E as forças armadas, vergonhosamente, estão servindo de instrumento iníquo dessas imbecilidades. No entanto, ainda mais grave é reivindicarem qualquer tipo de protagonismo no processo que só existe porque a quartelada de 1964 foi historicamente derrotada.

As forças armadas não possuem status institucional suficiente para contestar a justiça eleitoral em qualquer de suas instâncias. Além do auxílio que prestam para segurança do sistema, seu apoio no processo eleitoral em termos de logística e segurança é, sem dúvida, muito bem-vindo. Aliás, a maioria absoluta dos militares que participam dessa empreitada nos dias das eleições são merecedores de elogios.

O mesmo não ocorre com o cidadão que veste farda para tentar usurpar um poder que não possui. Sem a farda, qualquer questionamento é válido e até mesmo bem-vindo.

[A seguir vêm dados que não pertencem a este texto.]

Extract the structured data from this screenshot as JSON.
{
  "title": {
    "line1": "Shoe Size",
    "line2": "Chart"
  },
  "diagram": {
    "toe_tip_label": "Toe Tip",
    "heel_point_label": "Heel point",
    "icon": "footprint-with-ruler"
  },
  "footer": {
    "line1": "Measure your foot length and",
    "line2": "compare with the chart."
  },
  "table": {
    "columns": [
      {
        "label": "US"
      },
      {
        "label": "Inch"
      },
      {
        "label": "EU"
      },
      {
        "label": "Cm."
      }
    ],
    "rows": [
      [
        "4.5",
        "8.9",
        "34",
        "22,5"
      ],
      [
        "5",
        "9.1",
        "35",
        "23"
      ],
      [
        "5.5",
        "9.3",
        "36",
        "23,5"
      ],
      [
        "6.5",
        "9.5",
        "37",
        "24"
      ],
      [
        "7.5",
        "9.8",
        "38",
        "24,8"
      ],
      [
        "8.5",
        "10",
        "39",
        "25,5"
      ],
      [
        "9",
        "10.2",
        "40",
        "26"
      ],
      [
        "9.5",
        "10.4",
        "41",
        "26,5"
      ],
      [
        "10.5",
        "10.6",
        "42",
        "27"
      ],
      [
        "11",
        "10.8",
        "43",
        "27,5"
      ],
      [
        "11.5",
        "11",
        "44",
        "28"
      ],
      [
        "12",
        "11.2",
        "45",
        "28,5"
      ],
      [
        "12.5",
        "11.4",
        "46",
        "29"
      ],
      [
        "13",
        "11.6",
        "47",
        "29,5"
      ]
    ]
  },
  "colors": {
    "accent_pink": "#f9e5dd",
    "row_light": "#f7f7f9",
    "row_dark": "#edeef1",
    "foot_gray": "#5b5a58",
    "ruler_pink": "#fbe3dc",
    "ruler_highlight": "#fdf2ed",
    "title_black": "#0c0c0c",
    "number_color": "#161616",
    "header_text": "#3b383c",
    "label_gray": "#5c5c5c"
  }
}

Mas no momento em que o cidadão está fardado ele é um funcionário da sociedade, como eu e os magistrados. No entanto, ainda que tenha no presidente da república seu comandante máximo, em termos republicanos, e fora de contextos de guerra, deve obediência inclusive a juízes de primeira instância, que dirá aos ministros das cortes superiores em especial aqueles oriundos do Supremo Tribunal Federal.

Reconheço a paciência e complacência dos ministros do Tribunal Superior Eleitoral em dialogarem com os inoportunos comentários militares. Entendo que responder a qualquer questionamento atende principalmente a vocação pública civil da justiça eleitoral.

Como ocupo cargo ininterruptamente na justiça eleitoral há mais tempo do que qualquer dos ministros, considero justo e importante, me somar ao diálogo em torno do sistema eleitoral, sobretudo quando se trata de responder a figuras que já demonstraram não possuírem qualquer compromisso ou vocação com a democracia brasileira. Especialmente por vocalizarem interesses de quem defende a tortura, o regime criminoso instalado a partir de 1964 e a absoluta e comprovada inépcia institucional para exercício de tarefas civis.

É fato que apenas a cortesia que costuma ser regra na ritualística judicante evitou que qualquer dos ministros tenha ordenado que os militares recolham-se aos quartéis e às suas obrigações institucionais.

Qualquer um desses militares precisa, antes de mais nada, bater continência, e pedir licença antes de dirigir qualquer palavra a um membro do poder judiciário brasileiro. Em sede de matéria eleitoral, militares devem pedir vênia e só usar a palavra quando autorizados. Eles estão solenemente proibidos, enquanto militares a manifestar qualquer tipo de contestação dirigida à justiça eleitoral, seja acerca de matéria eleitoral, seja ao sistema de voto, fora do escopo em que estão incumbidos de colaborar. 

O direito a livre expressão em relação a voto e democracia eles só possuem se, antes, tirarem a farda.

Por descuido inclusive de governo civis, as forças armadas acreditam que possuem qualquer prerrogativa em relação ao mundo civil ou às práticas democráticas. Para isso ser verdade eles precisam se despir da farda. Fardados, fora das condições e circunstâncias prescritas na constituição, devem obedecer ao ordenamento civil, inclusive do Poder Judiciário brasileiro e da cidadania.

Deu para entender, ou a gente precisa desenhar?


Démerson Dias, servidor público na justiça eleitoral de São Paulo há mais de 30 anos, ex- dirigente sindical.